Thandie Newton has urged producers in her native Britain to expand their projects beyond historical dramas, because the period pieces severely limit the roles available for actors of colour.
The Crash star, who was born in London to a Zimbabwean mother and an English father, established herself in Hollywood years ago, and has continued to win critical acclaim for her work on U.S. sci-fi series Westworld, while she has also landed a part in the forthcoming Han Solo Star Wars movie.
Thandie, 44, recently returned home to appear in the upcoming fourth season of BBC crime drama Line of Duty, and while she enjoys working on British-based projects, she insists there isn't much variety in the job offers she typically receives in the U.K.
"I love being here, but I can't work, because I can't do Downton Abbey, can't be in Victoria, can't be in Call The Midwife," she explained to The Sunday Times Magazine. "Well, I could, but I don't want to play someone who's being racially abused. I'm not interested in that, don't want to do it...

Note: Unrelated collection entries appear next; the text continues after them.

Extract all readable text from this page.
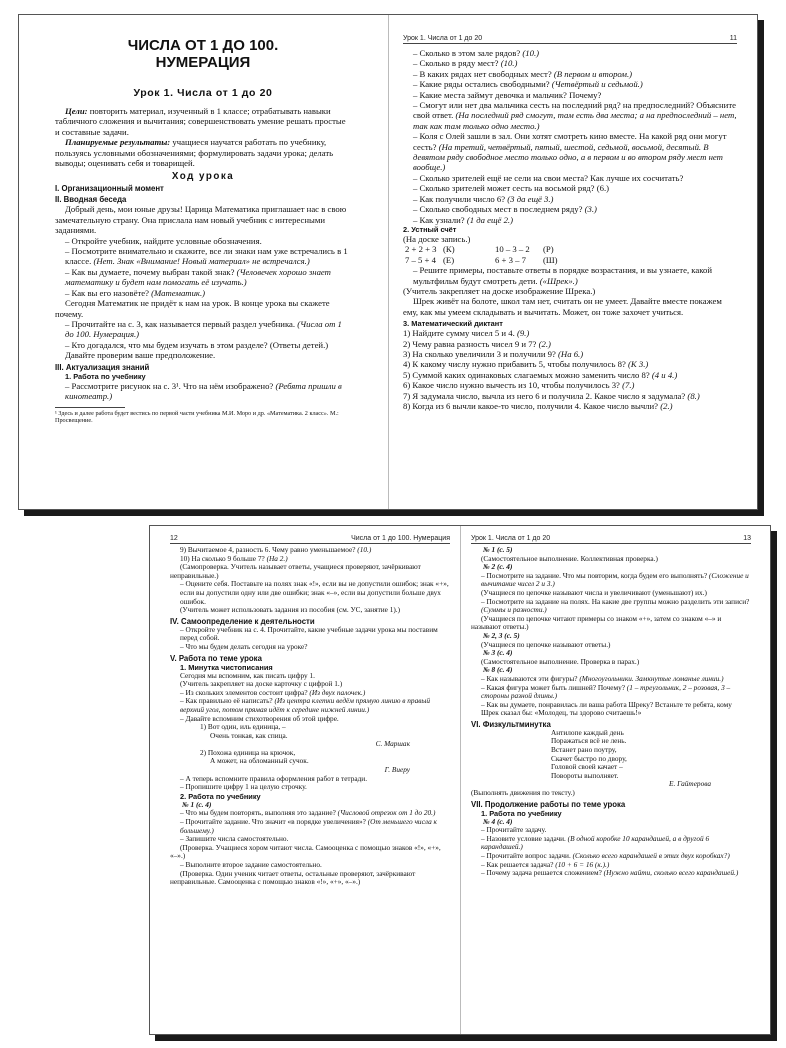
ЧИСЛА ОТ 1 ДО 100.
НУМЕРАЦИЯ
Урок 1. Числа от 1 до 20

Цели: повторить материал, изученный в 1 классе; отрабатывать навыки табличного сложения и вычитания; совершенствовать умение решать простые и составные задачи.

Планируемые результаты: учащиеся научатся работать по учебнику, пользуясь условными обозначениями; формулировать задачи урока; делать выводы; оценивать себя и товарищей.

Ход урока
I. Организационный момент
II. Вводная беседа

Добрый день, мои юные друзы! Царица Математика приглашает нас в свою замечательную страну. Она прислала нам новый учебник с интересными заданиями.

– Откройте учебник, найдите условные обозначения.

– Посмотрите внимательно и скажите, все ли знаки нам уже встречались в 1 классе. (Нет. Знак «Внимание! Новый материал» не встречался.)

– Как вы думаете, почему выбран такой знак? (Человечек хорошо знает математику и будет нам помогать её изучать.)

– Как вы его назовёте? (Математик.)

Сегодня Математик не придёт к нам на урок. В конце урока вы скажете почему.

– Прочитайте на с. 3, как называется первый раздел учебника. (Числа от 1 до 100. Нумерация.)

– Кто догадался, что мы будем изучать в этом разделе? (Ответы детей.)

Давайте проверим ваше предположение.

III. Актуализация знаний
1. Работа по учебнику

– Рассмотрите рисунок на с. 3¹. Что на нём изображено? (Ребята пришли в кинотеатр.)

¹ Здесь и далее работа будет вестись по первой части учебника М.И. Моро и др. «Математика. 2 класс». М.: Просвещение.
Урок 1. Числа от 1 до 20	11

– Сколько в этом зале рядов? (10.)

– Сколько в ряду мест? (10.)

– В каких рядах нет свободных мест? (В первом и втором.)

– Какие ряды остались свободными? (Четвёртый и седьмой.)

– Какие места займут девочка и мальчик? Почему?

– Смогут или нет два мальчика сесть на последний ряд? на предпоследний? Объясните свой ответ. (На последний ряд смогут, там есть два места; а на предпоследний – нет, так как там только одно место.)

– Коля с Олей зашли в зал. Они хотят смотреть кино вместе. На какой ряд они могут сесть? (На третий, четвёртый, пятый, шестой, седьмой, восьмой, десятый. В девятом ряду свободное место только одно, а в первом и во втором ряду мест нет вообще.)

– Сколько зрителей ещё не сели на свои места? Как лучше их сосчитать?

– Сколько зрителей может сесть на восьмой ряд? (6.)

– Как получили число 6? (3 да ещё 3.)

– Сколько свободных мест в последнем ряду? (3.)

– Как узнали? (1 да ещё 2.)

2. Устный счёт
(На доске запись.)
2 + 2 + 3 (К)	10 – 3 – 2	(Р)
7 – 5 + 4 (Е)	6 + 3 – 7	(Ш)

– Решите примеры, поставьте ответы в порядке возрастания, и вы узнаете, какой мультфильм будут смотреть дети. («Шрек».)

(Учитель закрепляет на доске изображение Шрека.)

Шрек живёт на болоте, школ там нет, считать он не умеет. Давайте вместе покажем ему, как мы умеем складывать и вычитать. Может, он тоже захочет учиться.

3. Математический диктант

1) Найдите сумму чисел 5 и 4. (9.)

2) Чему равна разность чисел 9 и 7? (2.)

3) На сколько увеличили 3 и получили 9? (На 6.)

4) К какому числу нужно прибавить 5, чтобы получилось 8? (К 3.)

5) Суммой каких одинаковых слагаемых можно заменить число 8? (4 и 4.)

6) Какое число нужно вычесть из 10, чтобы получилось 3? (7.)

7) Я задумала число, вычла из него 6 и получила 2. Какое число я задумала? (8.)

8) Когда из 6 вычли какое-то число, получили 4. Какое число вычли? (2.)

12	Числа от 1 до 100. Нумерация

9) Вычитаемое 4, разность 6. Чему равно уменьшаемое? (10.)

10) На сколько 9 больше 7? (На 2.)

(Самопроверка. Учитель называет ответы, учащиеся проверяют, зачёркивают неправильные.)

– Оцените себя. Поставьте на полях знак «!», если вы не допустили ошибок; знак «+», если вы допустили одну или две ошибки; знак «–», если вы допустили больше двух ошибок.

(Учитель может использовать задания из пособия (см. УС, занятие 1).)

IV. Самоопределение к деятельности

– Откройте учебник на с. 4. Прочитайте, какие учебные задачи урока мы поставим перед собой.

– Что мы будем делать сегодня на уроке?

V. Работа по теме урока
1. Минутка чистописания

Сегодня мы вспомним, как писать цифру 1.

(Учитель закрепляет на доске карточку с цифрой 1.)

– Из скольких элементов состоит цифра? (Из двух палочек.)

– Как правильно её написать? (Из центра клетки ведём прямую линию в правый верхний угол, потом прямая идёт к середине нижней линии.)

– Давайте вспомним стихотворения об этой цифре.

1) Вот один, иль единица, –

Очень тонкая, как спица.

С. Маршак

2) Похожа единица на крючок,

А может, на обломанный сучок.

Г. Виеру

– А теперь вспомните правила оформления работ в тетради.

– Пропишите цифру 1 на целую строчку.

2. Работа по учебнику
№ 1 (с. 4)

– Что мы будем повторять, выполняя это задание? (Числовой отрезок от 1 до 20.)

– Прочитайте задание. Что значит «в порядке увеличения»? (От меньшего числа к большему.)

– Запишите числа самостоятельно.

(Проверка. Учащиеся хором читают числа. Самооценка с помощью знаков «!», «+», «–».)

– Выполните второе задание самостоятельно.

(Проверка. Один ученик читает ответы, остальные проверяют, зачёркивают неправильные. Самооценка с помощью знаков «!», «+», «–».)

Урок 1. Числа от 1 до 20	13

№ 1 (с. 5)

(Самостоятельное выполнение. Коллективная проверка.)

№ 2 (с. 4)

– Посмотрите на задание. Что мы повторим, когда будем его выполнять? (Сложение и вычитание чисел 2 и 3.)

(Учащиеся по цепочке называют числа и увеличивают (уменьшают) их.)

– Посмотрите на задание на полях. На какие две группы можно разделить эти записи? (Суммы и разности.)

(Учащиеся по цепочке читают примеры со знаком «+», затем со знаком «–» и называют ответы.)

№ 2, 3 (с. 5)

(Учащиеся по цепочке называют ответы.)

№ 3 (с. 4)

(Самостоятельное выполнение. Проверка в парах.)

№ 8 (с. 4)

– Как называются эти фигуры? (Многоугольники. Замкнутые ломаные линии.)

– Какая фигура может быть лишней? Почему? (1 – треугольник, 2 – розовая, 3 – стороны разной длины.)

– Как вы думаете, понравилась ли ваша работа Шреку? Встаньте те ребята, кому Шрек сказал бы: «Молодец, ты здорово считаешь!»

VI. Физкультминутка

Антилопе каждый день

Поражаться всё не лень.

Встанет рано поутру,

Скачет быстро по двору,

Головой своей качает –

Повороты выполняет.

Е. Гайтерова
(Выполнять движения по тексту.)
VII. Продолжение работы по теме урока
1. Работа по учебнику
№ 4 (с. 4)

– Прочитайте задачу.

– Назовите условие задачи. (В одной коробке 10 карандашей, а в другой 6 карандашей.)

– Прочитайте вопрос задачи. (Сколько всего карандашей в этих двух коробках?)

– Как решается задача? (10 + 6 = 16 (к.).)

– Почему задача решается сложением? (Нужно найти, сколько всего карандашей.)
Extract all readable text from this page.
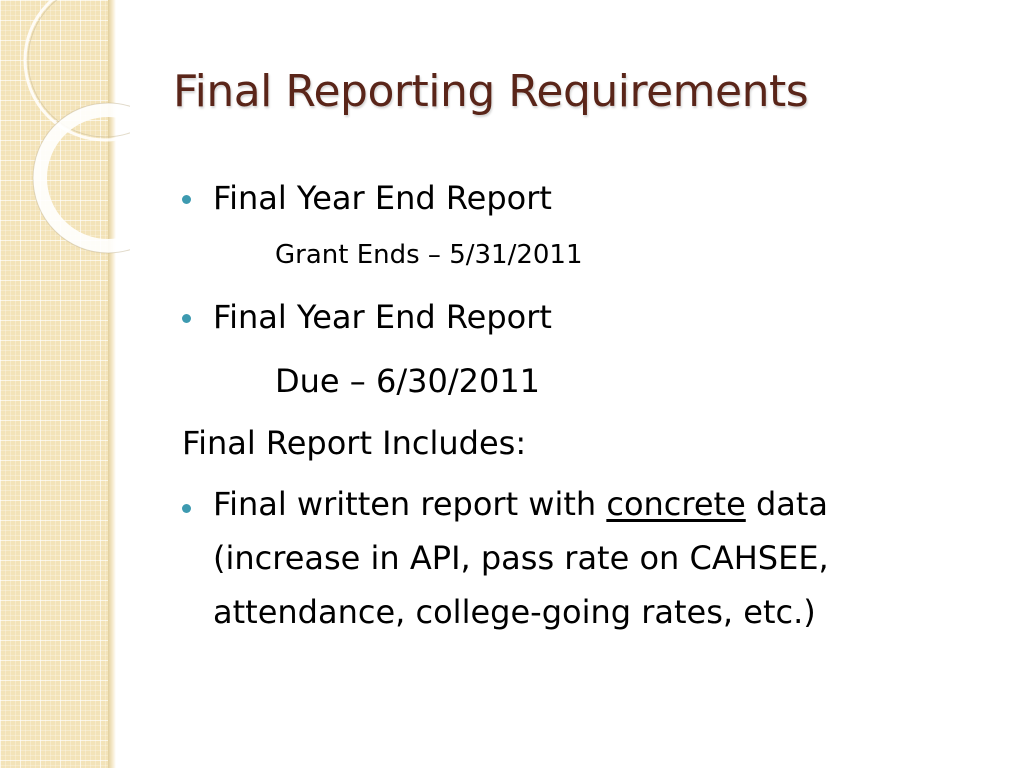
Final Reporting Requirements
Final Year End Report
Grant Ends – 5/31/2011
Final Year End Report
Due – 6/30/2011
Final Report Includes:
Final written report with concrete data
(increase in API, pass rate on CAHSEE,
attendance, college-going rates, etc.)
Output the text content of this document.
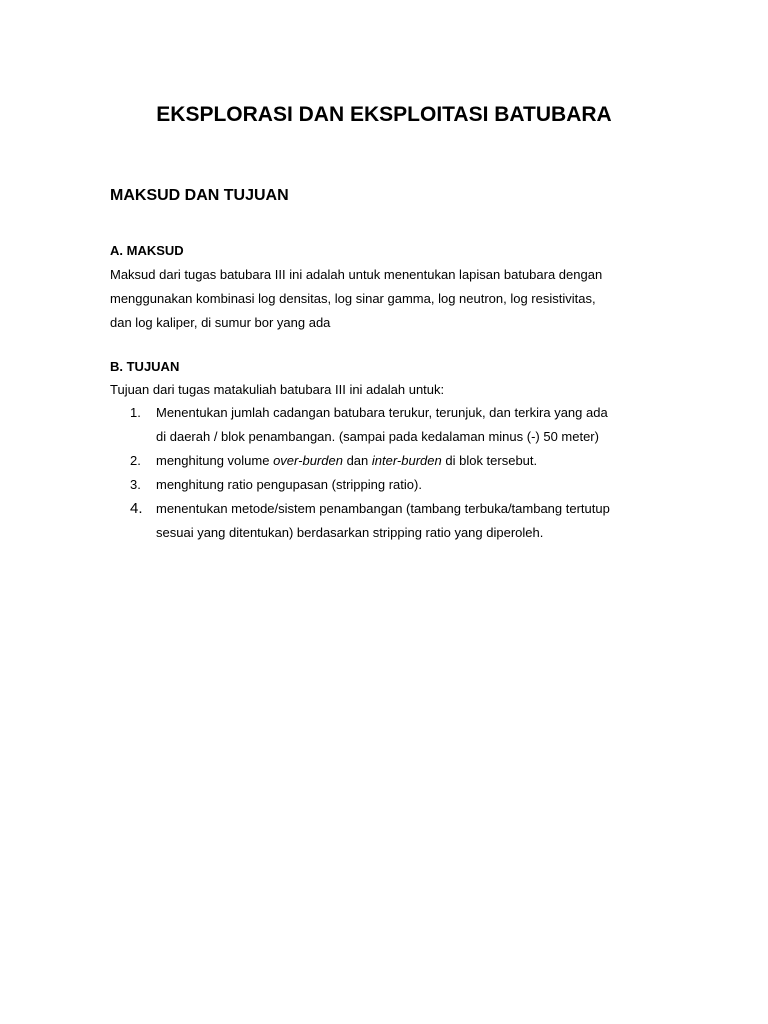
EKSPLORASI DAN EKSPLOITASI BATUBARA
MAKSUD DAN TUJUAN
A. MAKSUD

Maksud dari tugas batubara III ini adalah untuk menentukan lapisan batubara dengan
menggunakan kombinasi log densitas, log sinar gamma, log neutron, log resistivitas,
dan log kaliper, di sumur bor yang ada

B. TUJUAN

Tujuan dari tugas matakuliah batubara III ini adalah untuk:

1. Menentukan jumlah cadangan batubara terukur, terunjuk, dan terkira yang ada
di daerah / blok penambangan. (sampai pada kedalaman minus (-) 50 meter)
2. menghitung volume over-burden dan inter-burden di blok tersebut.
3. menghitung ratio pengupasan (stripping ratio).
4. menentukan metode/sistem penambangan (tambang terbuka/tambang tertutup
sesuai yang ditentukan) berdasarkan stripping ratio yang diperoleh.
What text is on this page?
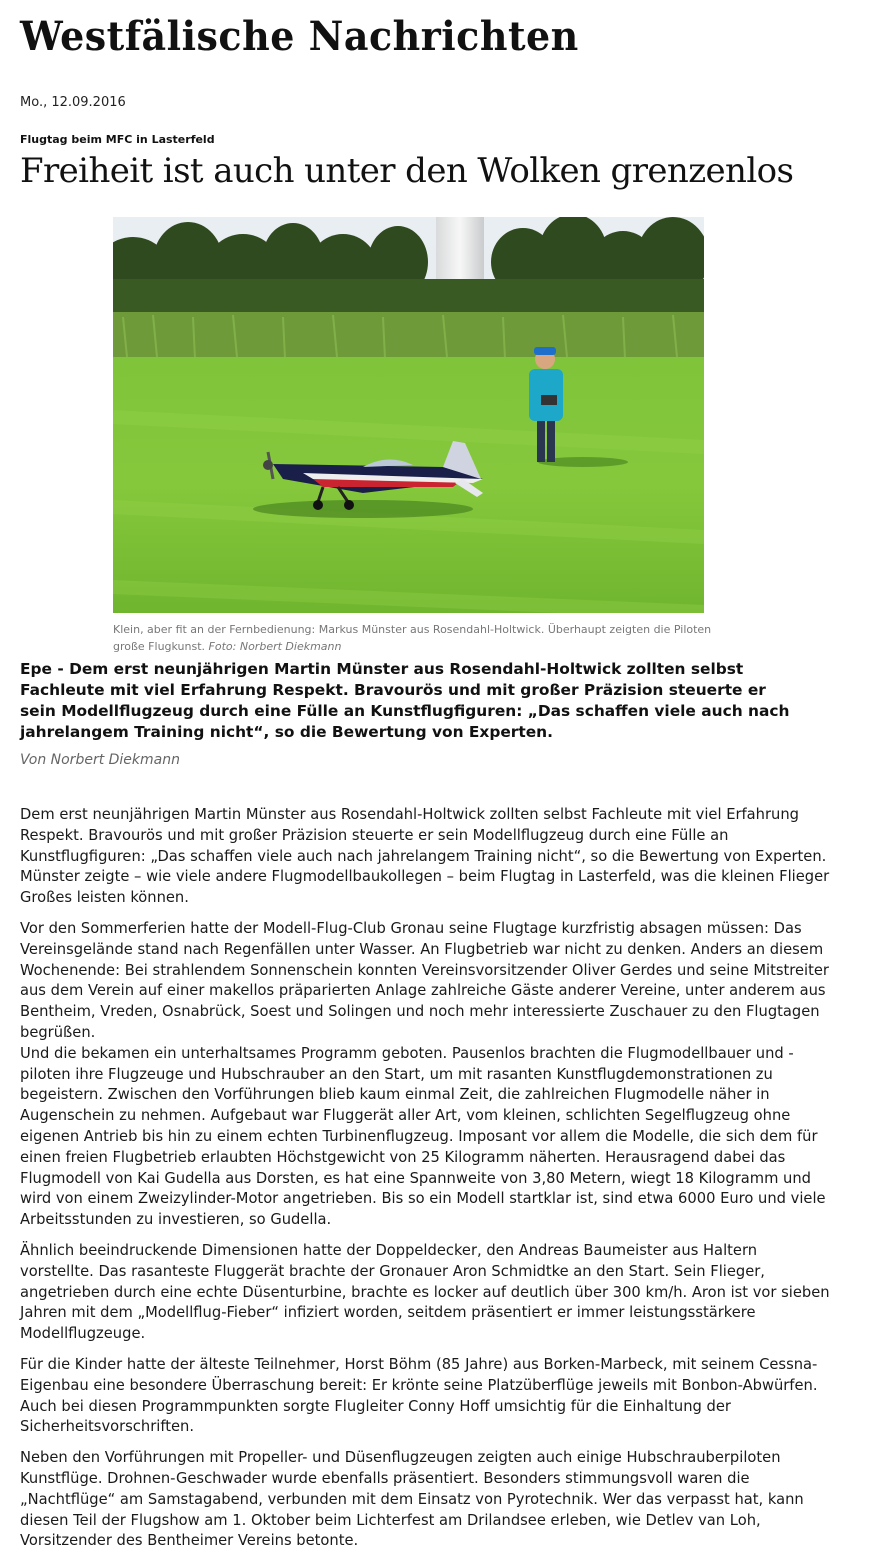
Westfälische Nachrichten
Mo., 12.09.2016
Flugtag beim MFC in Lasterfeld
Freiheit ist auch unter den Wolken grenzenlos
Klein, aber fit an der Fernbedienung: Markus Münster aus Rosendahl-Holtwick. Überhaupt zeigten die Piloten große Flugkunst. Foto: Norbert Diekmann
Epe - Dem erst neunjährigen Martin Münster aus Rosendahl-Holtwick zollten selbst Fachleute mit viel Erfahrung Respekt. Bravourös und mit großer Präzision steuerte er sein Modellflugzeug durch eine Fülle an Kunstflugfiguren: „Das schaffen viele auch nach jahrelangem Training nicht“, so die Bewertung von Experten.
Von Norbert Diekmann

Dem erst neunjährigen Martin Münster aus Rosendahl-Holtwick zollten selbst Fachleute mit viel Erfahrung Respekt. Bravourös und mit großer Präzision steuerte er sein Modellflugzeug durch eine Fülle an Kunstflugfiguren: „Das schaffen viele auch nach jahrelangem Training nicht“, so die Bewertung von Experten. Münster zeigte – wie viele andere Flugmodellbaukollegen – beim Flugtag in Lasterfeld, was die kleinen Flieger Großes leisten können.

Vor den Sommerferien hatte der Modell-Flug-Club Gronau seine Flugtage kurzfristig absagen müssen: Das Vereinsgelände stand nach Regenfällen unter Wasser. An Flugbetrieb war nicht zu denken. Anders an diesem Wochenende: Bei strahlendem Sonnenschein konnten Vereinsvorsitzender Oliver Gerdes und seine Mitstreiter aus dem Verein auf einer makellos präparierten Anlage zahlreiche Gäste anderer Vereine, unter anderem aus Bentheim, Vreden, Osnabrück, Soest und Solingen und noch mehr interessierte Zuschauer zu den Flugtagen begrüßen.

Und die bekamen ein unterhaltsames Programm geboten. Pausenlos brachten die Flugmodellbauer und -piloten ihre Flugzeuge und Hubschrauber an den Start, um mit rasanten Kunstflugdemonstrationen zu begeistern. Zwischen den Vorführungen blieb kaum einmal Zeit, die zahlreichen Flugmodelle näher in Augenschein zu nehmen. Aufgebaut war Fluggerät aller Art, vom kleinen, schlichten Segelflugzeug ohne eigenen Antrieb bis hin zu einem echten Turbinenflugzeug. Imposant vor allem die Modelle, die sich dem für einen freien Flugbetrieb erlaubten Höchstgewicht von 25 Kilogramm näherten. Herausragend dabei das Flugmodell von Kai Gudella aus Dorsten, es hat eine Spannweite von 3,80 Metern, wiegt 18 Kilogramm und wird von einem Zweizylinder-Motor angetrieben. Bis so ein Modell startklar ist, sind etwa 6000 Euro und viele Arbeitsstunden zu investieren, so Gudella.

Ähnlich beeindruckende Dimensionen hatte der Doppeldecker, den Andreas Baumeister aus Haltern vorstellte. Das rasanteste Fluggerät brachte der Gronauer Aron Schmidtke an den Start. Sein Flieger, angetrieben durch eine echte Düsenturbine, brachte es locker auf deutlich über 300 km/h. Aron ist vor sieben Jahren mit dem „Modellflug-Fieber“ infiziert worden, seitdem präsentiert er immer leistungsstärkere Modellflugzeuge.

Für die Kinder hatte der älteste Teilnehmer, Horst Böhm (85 Jahre) aus Borken-Marbeck, mit seinem Cessna-Eigenbau eine besondere Überraschung bereit: Er krönte seine Platzüberflüge jeweils mit Bonbon-Abwürfen. Auch bei diesen Programmpunkten sorgte Flugleiter Conny Hoff umsichtig für die Einhaltung der Sicherheitsvorschriften.

Neben den Vorführungen mit Propeller- und Düsenflugzeugen zeigten auch einige Hubschrauberpiloten Kunstflüge. Drohnen-Geschwader wurde ebenfalls präsentiert. Besonders stimmungsvoll waren die „Nachtflüge“ am Samstagabend, verbunden mit dem Einsatz von Pyrotechnik. Wer das verpasst hat, kann diesen Teil der Flugshow am 1. Oktober beim Lichterfest am Drilandsee erleben, wie Detlev van Loh, Vorsitzender des Bentheimer Vereins betonte.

"There just seems to be a desire for stuff about the Royal Family, stuff from the past, which is understandable, but it just makes it slim pickings for people of colour."
The actress will portray Detective Chief Inspector Roz Huntley in Line of Duty, and Thandie recently admitted she didn't hesitate to accept the gig.
"I didn't know anything about the role but I said I wanted to do it," she said. "The first thing I saw was series three. I don't watch a lot of television - because I have kids, the only thing I watch is SpongeBob or Paw Patrol!
"My agent said to me, 'Thandie, an offer has come in and if you ever want to work in British television, this is it.' I've been with my agent since I was 17 so when she said something like that, I sat up."